Greenberg received his medical degree from Albany Medical College in 1983 and joined the staff at St. Francis in 1990. He soon made his mark in the Arrhythmia and Pacemaker Center, where he was coordinator.
In 2009, he was the first doctor in the country to implant a wireless pacemaker that allows doctors to check how well the devices are functioning without requiring patients to come to the office.
He was also part of early research on the use of pacemakers and implantable defibrillators, used to detect and correct heart arrhythmias, and he published in numerous journals, including The New England Journal of Medicine.
Patients revered his expertise and kindness, his wife, Elizabeth Greenberg, said.

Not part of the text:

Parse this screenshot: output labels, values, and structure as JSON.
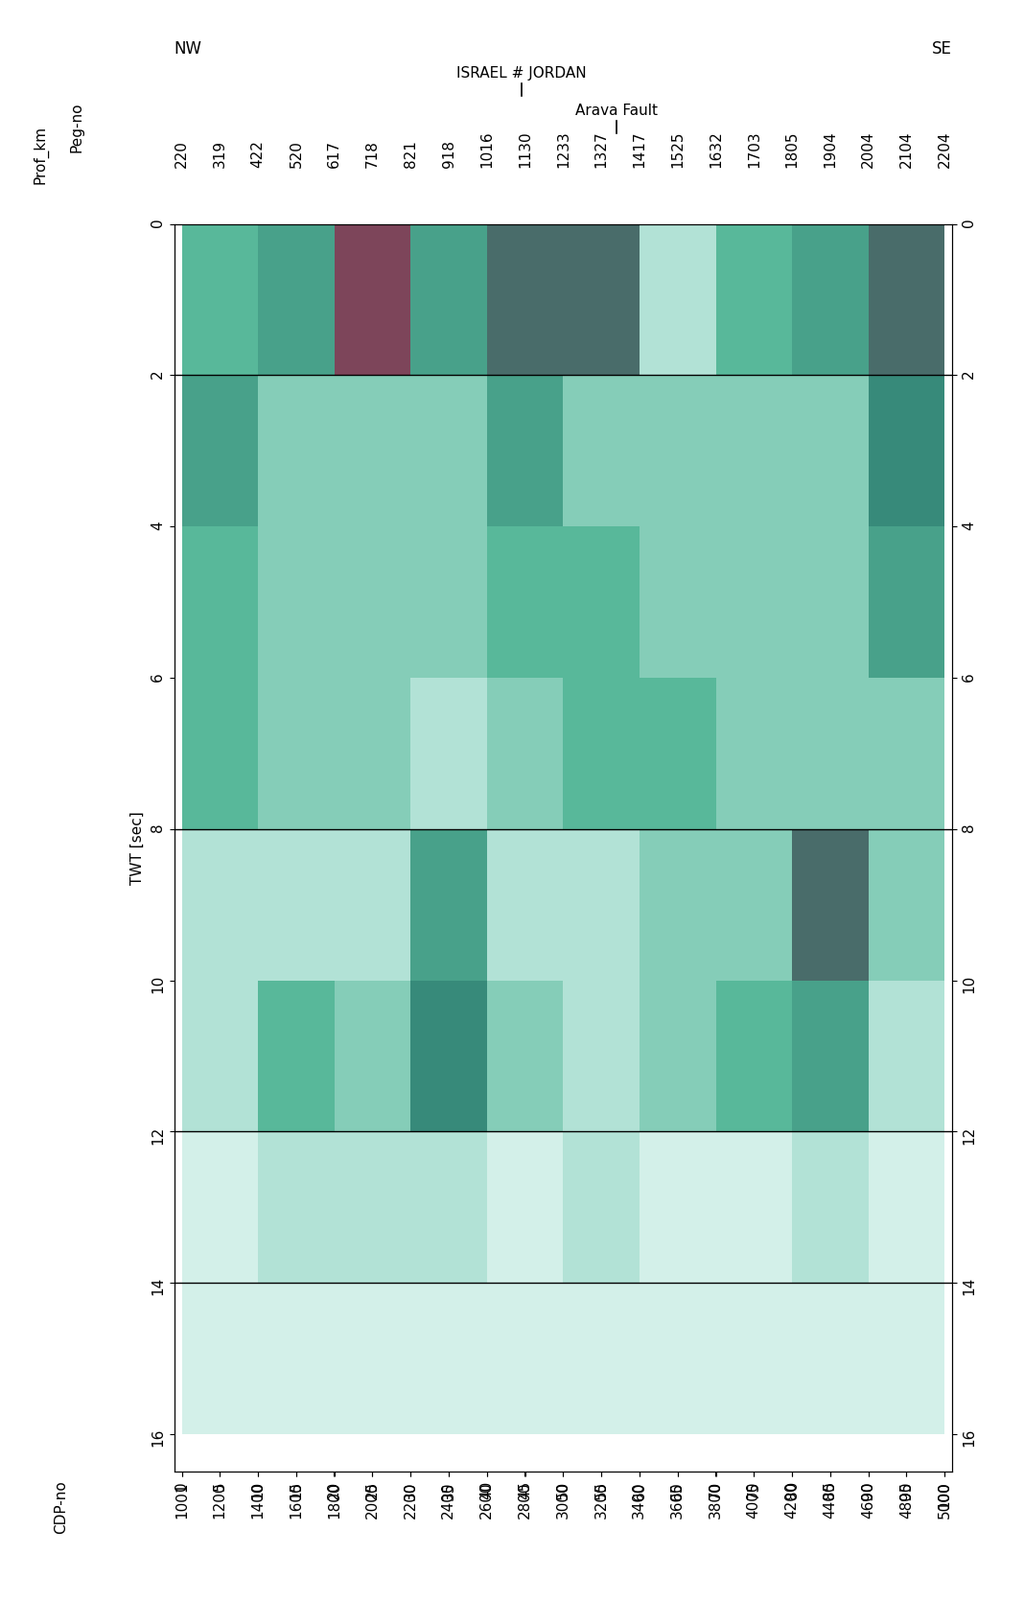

"Patients would chase him around Waldbaum's and thank him for saving their lives," she said.
His oldest child, Aaron Greenberg of Old Westbury, recalled weekly breakfasts at a diner with his father. "He'd always go to pay the bill and someone else had paid it every single time," he said. "Sometimes we wouldn't know who it was."
Dr. Joseph Levine, director of the Arrhythmia and Pacemaker Center, said Greenberg combined innovation and compassion.
"His input literally helped shape this field in medicine," he said. "And, above all, it was his compassion for the sick that truly stands out. Dr. Greenberg was more than just a physician and researcher; he became an advocate for every patient he interacted with."
Born in New Hyde Park and raised in Whitestone, Queens, he was an avid cook and expert kayaker, who each year circumnavigated Manhattan island. He was a fellow in the Heart Rhythm Society, a physician affiliate of the United Jewish Appeal-Federation of New York and a volunteer for the Nassau County Medical Society. He was an active physician in the Gift of Life program. Since 2008, he also served as a trustee of the Village of Old Westbury.
In addition to his wife and son Aaron, he is survived by another son, Adam of San Diego; his daughter, Lauren of Old Westbury; and his sister, Rochelle DeMuccio of East Northport.